São mais de 100 anos de história. Mas o avanço da tecnologia, especialmente a popularização do telefone celular, está transformando o relógio de pulso em mera peça de decoração. Antes indispensável, ele agora passa mais tempo no fundo de uma gaveta do que no braço de uma pessoa.
Nos últimos dois anos, a venda de relógios caiu cerca de 30%, segundo Marluce Araújo Cavaca, gerente de uma relojoaria no Calçadão da Batista de Carvalho. Segundo ela, a disseminação do uso do celular tem contribuído decisivamente para essa queda. “Hoje, todo mundo tem celular e não precisa mais do relógio de pulso para saber a hora”, observa.
Para vencer a concorrência do celular, a indústria tem investido em modelos diferenciados. O relógio de pulso está deixando de ser um simples relógio para se tornar uma jóia, uma atração à parte. Segundo Marluce, a mais nova coleção traz modelos com pedrarias, que mais parecem uma pulseira. Além disso, os relógios estão ficando mais coloridos. “É para combinar com a roupa”, explica a gerente.
Segundo ela, a inovação foi bem aceita por pessoas de todas as idades. “A impressão que se tem é que apenas os jovens gostam dos modelos mais ousados, mas não é bem assim”, diz.
A diversificação do produto foi uma forma que os fabricantes de relógios encontraram para continuar despertando o interesse dos consumidores. O preço, segundo Marluce, não sofreu alteração, continua o mesmo de anos atrás.
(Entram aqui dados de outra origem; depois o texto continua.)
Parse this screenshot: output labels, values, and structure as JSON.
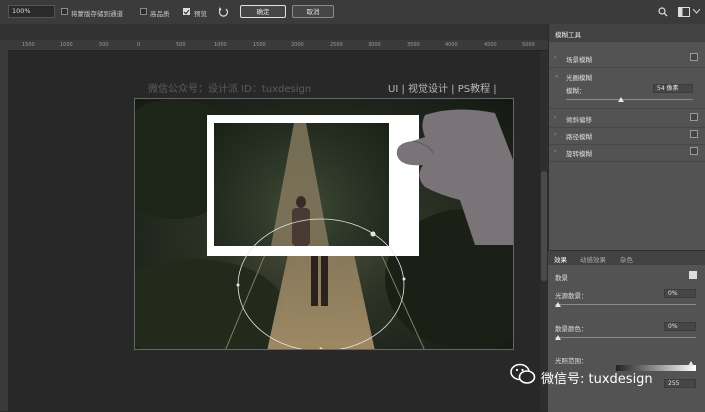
{
  "options_bar": {
    "zoom_value": "100%",
    "save_mask_label": "将蒙版存储到通道",
    "high_quality_label": "高品质",
    "preview_label": "预览",
    "preview_checked": true,
    "ok_label": "确定",
    "cancel_label": "取消"
  },
  "ruler": {
    "ticks": [
      "1500",
      "1000",
      "500",
      "0",
      "500",
      "1000",
      "1500",
      "2000",
      "2500",
      "3000",
      "3500",
      "4000",
      "4500",
      "5000"
    ]
  },
  "canvas": {
    "watermark_left": "微信公众号：设计派  ID：tuxdesign",
    "watermark_right": "UI | 视觉设计 | PS教程 |"
  },
  "blur_panel": {
    "title": "模糊工具",
    "items": [
      {
        "label": "场景模糊",
        "checked": false,
        "expanded": false
      },
      {
        "label": "光圈模糊",
        "checked": true,
        "expanded": true
      },
      {
        "label": "倾斜偏移",
        "checked": false,
        "expanded": false
      },
      {
        "label": "路径模糊",
        "checked": false,
        "expanded": false
      },
      {
        "label": "旋转模糊",
        "checked": false,
        "expanded": false
      }
    ],
    "iris": {
      "label": "模糊：",
      "value": "54 像素"
    }
  },
  "effects_panel": {
    "tabs": [
      "效果",
      "动感效果",
      "杂色"
    ],
    "bokeh_label": "散景",
    "bokeh_checked": true,
    "light_bokeh_label": "光源散景：",
    "light_bokeh_value": "0%",
    "bokeh_color_label": "散景颜色：",
    "bokeh_color_value": "0%",
    "light_range_label": "光照范围：",
    "light_range_value": "255"
  },
  "watermark_footer": {
    "text": "微信号: tuxdesign"
  }
}
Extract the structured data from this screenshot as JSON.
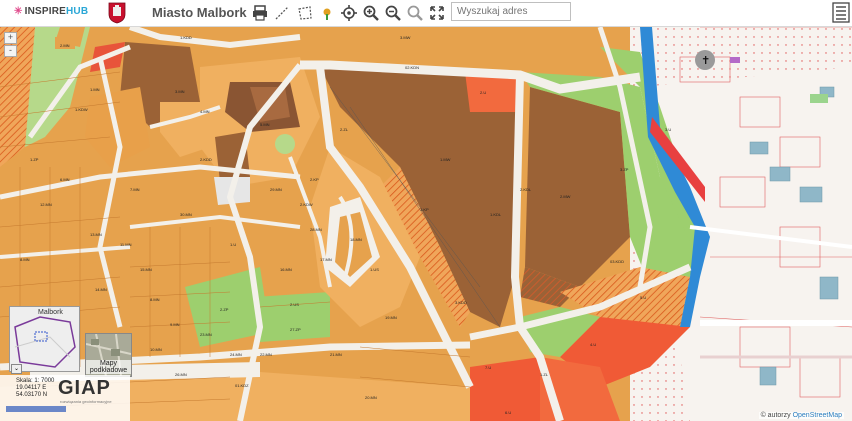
{
  "header": {
    "brand_prefix": "INSPIRE",
    "brand_suffix": "HUB",
    "city_title": "Miasto Malbork",
    "search_placeholder": "Wyszukaj adres",
    "tools": [
      "print-icon",
      "measure-line-icon",
      "measure-area-icon",
      "pin-icon",
      "locate-icon",
      "zoom-in-icon",
      "zoom-out-icon",
      "zoom-extent-icon",
      "fullscreen-icon"
    ]
  },
  "map": {
    "zoom_in": "+",
    "zoom_out": "-",
    "minimap_label": "Malbork",
    "basemap_label": "Mapy podkładowe",
    "scale": "Skala: 1: 7000",
    "lon": "19.04117 E",
    "lat": "54.03170 N",
    "provider": "GIAP",
    "provider_sub": "rozwiązania geoinformacyjne",
    "attribution_prefix": "© autorzy",
    "attribution_link": "OpenStreetMap",
    "parcel_labels": [
      "2.MN",
      "1.MN",
      "3.MN",
      "4.MN",
      "5.MN",
      "6.MN",
      "7.MN",
      "8.MN",
      "1.U",
      "2.U",
      "3.U",
      "1.ZP",
      "2.ZP",
      "3.ZP",
      "1.KDD",
      "2.KDD",
      "3.KDD",
      "1.KDL",
      "2.KDL",
      "01.KDZ",
      "02.KDN",
      "03.KDD",
      "1.KDW",
      "2.KDW",
      "1.MW",
      "2.MW",
      "3.MW",
      "1.US",
      "2.US",
      "4.U",
      "5.U",
      "6.U",
      "7.U",
      "1.ZL",
      "2.ZL",
      "1.KP",
      "2.KP",
      "8.MN",
      "9.MN",
      "10.MN",
      "11.MN",
      "12.MN",
      "13.MN",
      "14.MN",
      "15.MN",
      "16.MN",
      "17.MN",
      "18.MN",
      "19.MN",
      "20.MN",
      "21.MN",
      "22.MN",
      "23.MN",
      "24.MN",
      "25.MN",
      "26.MN",
      "27.ZP",
      "28.MN",
      "29.MN",
      "30.MN"
    ]
  }
}
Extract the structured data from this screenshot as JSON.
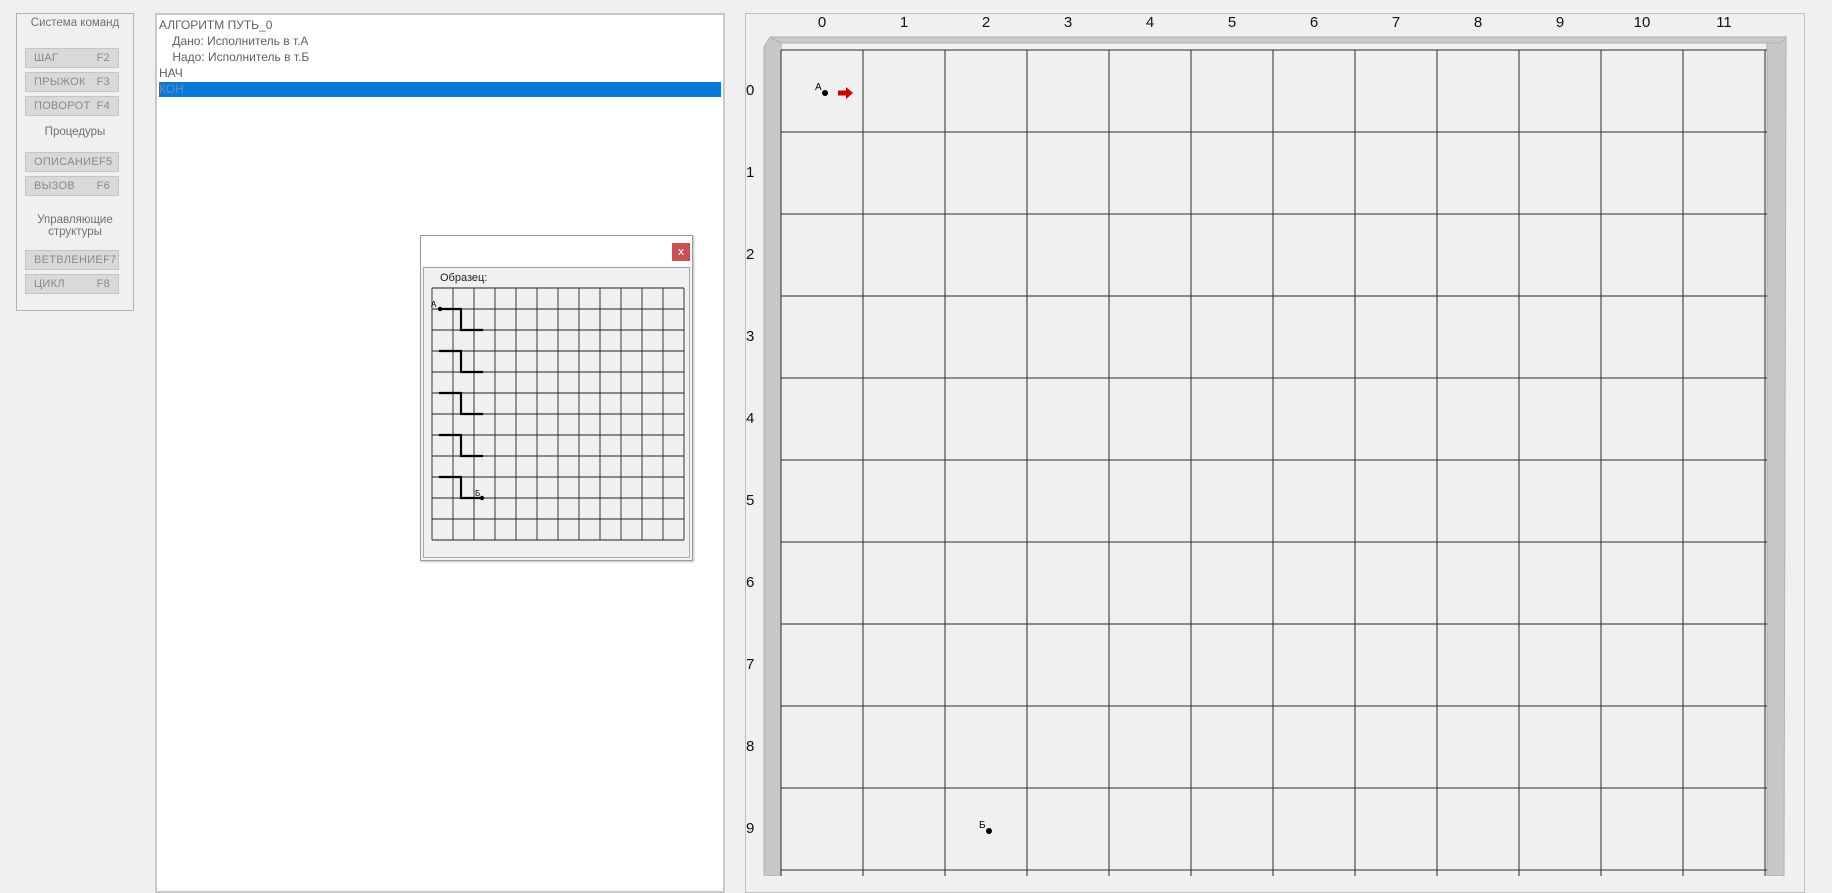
{
  "panel": {
    "group_commands": "Система команд",
    "btn_step": {
      "label": "ШАГ",
      "key": "F2"
    },
    "btn_jump": {
      "label": "ПРЫЖОК",
      "key": "F3"
    },
    "btn_turn": {
      "label": "ПОВОРОТ",
      "key": "F4"
    },
    "group_procedures": "Процедуры",
    "btn_describe": {
      "label": "ОПИСАНИЕ",
      "key": "F5"
    },
    "btn_call": {
      "label": "ВЫЗОВ",
      "key": "F6"
    },
    "group_control": "Управляющие структуры",
    "btn_branch": {
      "label": "ВЕТВЛЕНИЕ",
      "key": "F7"
    },
    "btn_loop": {
      "label": "ЦИКЛ",
      "key": "F8"
    }
  },
  "editor": {
    "lines": [
      "АЛГОРИТМ ПУТЬ_0",
      "    Дано: Исполнитель в т.А",
      "    Надо: Исполнитель в т.Б",
      "НАЧ",
      "КОН"
    ]
  },
  "sample_dialog": {
    "close_label": "x",
    "label": "Образец:",
    "point_a": "А",
    "point_b": "Б"
  },
  "field": {
    "columns": [
      "0",
      "1",
      "2",
      "3",
      "4",
      "5",
      "6",
      "7",
      "8",
      "9",
      "10",
      "11"
    ],
    "rows": [
      "0",
      "1",
      "2",
      "3",
      "4",
      "5",
      "6",
      "7",
      "8",
      "9"
    ],
    "point_a": {
      "label": "А",
      "cell": [
        0,
        0
      ]
    },
    "point_b": {
      "label": "Б",
      "cell": [
        2,
        9
      ]
    },
    "executor_direction": "right",
    "colors": {
      "arrow": "#cc0000",
      "selection": "#0a78d7"
    }
  }
}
A secretária Marisa Cardoso, 28 anos, é um exemplo de quem deixou o relógio tradicional de lado para se guiar pelo telefone celular. Ela conta que o relógio de pulso quebrou há mais de um ano e desde então tem recorrido apenas ao celular. O telefone virou até mesmo seu despertador. Marisa dorme com o celular debaixo do travesseiro, programado para despertar de manhã. Com isso, não precisa mais ficar ouvindo o constante “tic-tac” a noite toda no “pé do ouvido”.
Mais prático
Embora tenha ficado tanto tempo se orientando pelo relógio do telefone celular, Marisa ficou muito contente ao saber que ganharia um relógio de pulso novo do marido. Segundo ela, ver a hora em um relógio no pulso é muito mais prático do que ficar abrindo a bolsa para ver a hora no celular. “Estava fazendo falta”, diz Marisa ao receber o novo relógio de pulso - seu primeiro presente de Dia das Mães.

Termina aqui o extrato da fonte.